Of course, the confident actor isn’t immune to natural anxieties.
"There’s a new thing for me to be anxious about every day as a teen," he says. "I love Evan so much, and I love his mind as dangerous and messy as it is. I love it and I love him. When I’m not doing the show, I miss him. Whatever concerns I may have are nothing compared to that."
All of Evan’s nervous tics, he says, like patting his leg and clenching a fist, come to him in the moment. They’re not written into the script, and something he wanted to work out on his own.

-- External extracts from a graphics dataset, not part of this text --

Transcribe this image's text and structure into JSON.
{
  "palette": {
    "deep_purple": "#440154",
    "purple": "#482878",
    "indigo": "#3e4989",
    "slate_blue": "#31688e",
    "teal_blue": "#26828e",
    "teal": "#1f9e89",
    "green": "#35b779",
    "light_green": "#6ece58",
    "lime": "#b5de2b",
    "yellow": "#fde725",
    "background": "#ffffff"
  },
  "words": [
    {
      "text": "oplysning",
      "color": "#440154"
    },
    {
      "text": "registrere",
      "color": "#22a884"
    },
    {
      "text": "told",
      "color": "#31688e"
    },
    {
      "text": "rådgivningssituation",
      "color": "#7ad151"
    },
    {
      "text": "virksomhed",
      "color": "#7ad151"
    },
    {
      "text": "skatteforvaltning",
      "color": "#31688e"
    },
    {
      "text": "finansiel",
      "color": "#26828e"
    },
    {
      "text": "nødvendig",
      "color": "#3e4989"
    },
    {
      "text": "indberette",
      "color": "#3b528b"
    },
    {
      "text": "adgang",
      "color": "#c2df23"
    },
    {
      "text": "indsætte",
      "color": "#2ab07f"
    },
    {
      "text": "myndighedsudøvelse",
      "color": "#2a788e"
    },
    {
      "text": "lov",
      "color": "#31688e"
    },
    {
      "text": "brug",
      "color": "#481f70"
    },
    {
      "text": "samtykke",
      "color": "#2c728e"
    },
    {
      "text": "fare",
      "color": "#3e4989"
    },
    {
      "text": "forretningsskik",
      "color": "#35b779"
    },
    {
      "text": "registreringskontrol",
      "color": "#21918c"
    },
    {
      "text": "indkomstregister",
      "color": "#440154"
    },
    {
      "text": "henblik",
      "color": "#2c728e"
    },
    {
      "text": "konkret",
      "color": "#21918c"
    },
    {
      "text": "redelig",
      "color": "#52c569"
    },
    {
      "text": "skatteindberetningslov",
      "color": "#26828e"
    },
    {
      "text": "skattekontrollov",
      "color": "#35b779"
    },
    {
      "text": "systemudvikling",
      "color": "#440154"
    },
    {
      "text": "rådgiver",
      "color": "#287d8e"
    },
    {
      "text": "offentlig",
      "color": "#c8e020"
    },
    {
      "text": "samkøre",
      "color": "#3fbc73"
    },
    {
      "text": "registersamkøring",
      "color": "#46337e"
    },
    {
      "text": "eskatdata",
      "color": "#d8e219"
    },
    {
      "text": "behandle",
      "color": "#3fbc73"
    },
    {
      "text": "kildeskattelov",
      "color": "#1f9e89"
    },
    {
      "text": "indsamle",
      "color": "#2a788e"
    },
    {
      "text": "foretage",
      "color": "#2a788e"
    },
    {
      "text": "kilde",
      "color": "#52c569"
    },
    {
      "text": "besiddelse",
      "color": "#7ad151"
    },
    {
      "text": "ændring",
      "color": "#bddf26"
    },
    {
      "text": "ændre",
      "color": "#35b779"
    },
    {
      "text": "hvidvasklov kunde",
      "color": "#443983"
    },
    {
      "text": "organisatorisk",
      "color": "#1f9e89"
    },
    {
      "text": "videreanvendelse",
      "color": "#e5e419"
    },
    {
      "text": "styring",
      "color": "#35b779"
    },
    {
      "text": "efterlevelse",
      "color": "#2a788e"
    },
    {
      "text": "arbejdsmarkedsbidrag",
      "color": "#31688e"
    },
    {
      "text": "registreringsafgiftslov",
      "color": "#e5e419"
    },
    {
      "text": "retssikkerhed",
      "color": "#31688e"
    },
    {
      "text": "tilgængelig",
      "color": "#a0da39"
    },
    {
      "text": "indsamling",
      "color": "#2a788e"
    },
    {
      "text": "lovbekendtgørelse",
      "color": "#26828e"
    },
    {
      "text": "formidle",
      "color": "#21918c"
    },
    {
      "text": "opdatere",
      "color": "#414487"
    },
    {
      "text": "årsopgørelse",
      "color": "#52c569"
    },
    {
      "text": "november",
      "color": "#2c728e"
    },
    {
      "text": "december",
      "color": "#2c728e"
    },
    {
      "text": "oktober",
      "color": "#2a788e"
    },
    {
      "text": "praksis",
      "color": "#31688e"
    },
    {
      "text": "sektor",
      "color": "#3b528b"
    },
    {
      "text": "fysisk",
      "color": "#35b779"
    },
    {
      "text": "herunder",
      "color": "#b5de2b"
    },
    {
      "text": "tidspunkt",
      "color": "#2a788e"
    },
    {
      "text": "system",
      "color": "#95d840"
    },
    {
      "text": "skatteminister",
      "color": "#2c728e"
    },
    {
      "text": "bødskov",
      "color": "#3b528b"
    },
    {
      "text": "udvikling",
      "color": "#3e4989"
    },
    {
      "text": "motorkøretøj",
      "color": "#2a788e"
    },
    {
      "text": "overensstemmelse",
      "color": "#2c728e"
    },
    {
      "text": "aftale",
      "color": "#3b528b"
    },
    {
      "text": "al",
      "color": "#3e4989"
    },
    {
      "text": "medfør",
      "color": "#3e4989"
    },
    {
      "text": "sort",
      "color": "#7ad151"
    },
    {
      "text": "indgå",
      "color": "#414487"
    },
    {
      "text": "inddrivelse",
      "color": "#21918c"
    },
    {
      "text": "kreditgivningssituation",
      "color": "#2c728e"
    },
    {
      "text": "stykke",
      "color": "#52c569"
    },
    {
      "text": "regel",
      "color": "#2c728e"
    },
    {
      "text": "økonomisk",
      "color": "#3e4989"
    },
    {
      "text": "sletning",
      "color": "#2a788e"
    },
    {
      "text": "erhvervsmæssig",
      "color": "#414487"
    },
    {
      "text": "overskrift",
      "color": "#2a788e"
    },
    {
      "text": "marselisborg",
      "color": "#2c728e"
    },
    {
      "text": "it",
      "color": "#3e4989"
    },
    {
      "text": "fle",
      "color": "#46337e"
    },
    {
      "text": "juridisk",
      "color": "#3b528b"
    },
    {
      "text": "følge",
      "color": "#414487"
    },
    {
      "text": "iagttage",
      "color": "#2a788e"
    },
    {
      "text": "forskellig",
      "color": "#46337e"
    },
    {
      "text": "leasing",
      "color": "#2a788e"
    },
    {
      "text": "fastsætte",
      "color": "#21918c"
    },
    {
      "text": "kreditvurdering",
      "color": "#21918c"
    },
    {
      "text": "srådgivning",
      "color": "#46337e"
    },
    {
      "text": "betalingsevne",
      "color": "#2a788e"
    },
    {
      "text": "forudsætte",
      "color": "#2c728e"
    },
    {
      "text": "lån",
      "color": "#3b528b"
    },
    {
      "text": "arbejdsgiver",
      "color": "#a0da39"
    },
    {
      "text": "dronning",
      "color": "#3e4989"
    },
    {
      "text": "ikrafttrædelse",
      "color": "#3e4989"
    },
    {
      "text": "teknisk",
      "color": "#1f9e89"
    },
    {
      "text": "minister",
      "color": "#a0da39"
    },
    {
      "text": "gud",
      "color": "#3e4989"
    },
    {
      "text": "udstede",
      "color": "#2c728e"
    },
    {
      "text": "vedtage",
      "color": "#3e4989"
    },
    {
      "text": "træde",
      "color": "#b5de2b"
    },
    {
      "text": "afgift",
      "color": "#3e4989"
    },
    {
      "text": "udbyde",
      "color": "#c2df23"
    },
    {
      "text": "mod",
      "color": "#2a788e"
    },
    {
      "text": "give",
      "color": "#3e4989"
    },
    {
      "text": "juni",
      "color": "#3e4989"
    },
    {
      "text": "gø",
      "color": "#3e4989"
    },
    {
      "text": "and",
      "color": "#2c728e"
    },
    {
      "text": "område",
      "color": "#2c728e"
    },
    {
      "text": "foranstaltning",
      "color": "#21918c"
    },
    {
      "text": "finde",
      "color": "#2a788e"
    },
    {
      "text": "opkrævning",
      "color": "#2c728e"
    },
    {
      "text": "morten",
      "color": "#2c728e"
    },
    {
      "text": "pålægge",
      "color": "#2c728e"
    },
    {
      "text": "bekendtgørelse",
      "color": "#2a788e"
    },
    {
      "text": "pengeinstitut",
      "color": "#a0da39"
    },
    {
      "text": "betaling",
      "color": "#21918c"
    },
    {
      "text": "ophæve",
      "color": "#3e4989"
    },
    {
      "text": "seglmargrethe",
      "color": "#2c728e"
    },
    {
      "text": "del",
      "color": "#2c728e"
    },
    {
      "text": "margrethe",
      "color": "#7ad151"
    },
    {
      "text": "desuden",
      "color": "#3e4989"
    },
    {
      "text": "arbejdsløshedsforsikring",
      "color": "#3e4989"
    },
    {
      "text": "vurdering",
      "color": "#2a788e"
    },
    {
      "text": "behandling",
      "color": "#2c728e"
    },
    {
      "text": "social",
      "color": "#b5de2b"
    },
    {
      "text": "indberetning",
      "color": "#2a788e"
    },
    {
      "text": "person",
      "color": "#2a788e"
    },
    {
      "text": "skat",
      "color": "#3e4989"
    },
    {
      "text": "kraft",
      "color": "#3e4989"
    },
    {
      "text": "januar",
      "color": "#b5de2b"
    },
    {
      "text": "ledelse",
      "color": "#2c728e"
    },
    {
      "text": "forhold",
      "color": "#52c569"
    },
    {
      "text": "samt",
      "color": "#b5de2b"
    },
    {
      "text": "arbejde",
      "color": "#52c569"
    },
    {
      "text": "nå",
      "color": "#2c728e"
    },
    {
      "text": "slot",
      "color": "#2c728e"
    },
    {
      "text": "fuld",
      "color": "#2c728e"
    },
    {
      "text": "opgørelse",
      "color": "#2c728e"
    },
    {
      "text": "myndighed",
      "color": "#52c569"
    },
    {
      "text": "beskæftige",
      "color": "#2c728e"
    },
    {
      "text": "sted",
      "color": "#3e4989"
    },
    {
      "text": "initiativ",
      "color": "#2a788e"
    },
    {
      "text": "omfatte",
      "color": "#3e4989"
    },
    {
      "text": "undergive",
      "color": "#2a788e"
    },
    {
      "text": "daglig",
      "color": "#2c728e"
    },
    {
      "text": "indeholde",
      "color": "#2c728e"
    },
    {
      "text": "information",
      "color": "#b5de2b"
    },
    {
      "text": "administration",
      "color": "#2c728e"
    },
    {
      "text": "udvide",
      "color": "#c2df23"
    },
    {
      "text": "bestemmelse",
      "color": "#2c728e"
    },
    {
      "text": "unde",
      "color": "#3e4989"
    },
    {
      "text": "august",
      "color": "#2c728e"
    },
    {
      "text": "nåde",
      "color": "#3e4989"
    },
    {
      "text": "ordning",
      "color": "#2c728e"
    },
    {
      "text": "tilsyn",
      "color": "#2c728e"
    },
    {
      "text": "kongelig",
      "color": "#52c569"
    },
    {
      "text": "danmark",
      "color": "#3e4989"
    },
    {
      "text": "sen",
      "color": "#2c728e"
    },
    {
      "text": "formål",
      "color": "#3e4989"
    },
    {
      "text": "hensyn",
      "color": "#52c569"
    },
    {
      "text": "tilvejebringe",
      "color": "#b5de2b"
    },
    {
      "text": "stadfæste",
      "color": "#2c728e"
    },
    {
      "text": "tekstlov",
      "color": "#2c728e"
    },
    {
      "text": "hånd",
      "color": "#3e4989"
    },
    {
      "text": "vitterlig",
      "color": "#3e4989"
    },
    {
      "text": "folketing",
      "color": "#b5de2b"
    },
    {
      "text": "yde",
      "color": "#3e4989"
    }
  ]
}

"The show talks about mental health as something that should not be stigmatized. It puts it there so that if you’re going through that and feeling alone, we can say look at me. I’m going through this, too."
1,000 more?
Currently, Feldman’s days are packed between home schooling and three shows a week, which leaves little time for his other favorite activities, like annual trips to Disney. But, he doesn’t mind.
"I’m very early in the run. I don’t know long they’ll want me and I don’t know if a year from now I’ll be an old man and my hair will be going gray, but as far as I can say right now," he says, "with the understanding that this could change a year from now, but I don’t want to ever see giving Evan up."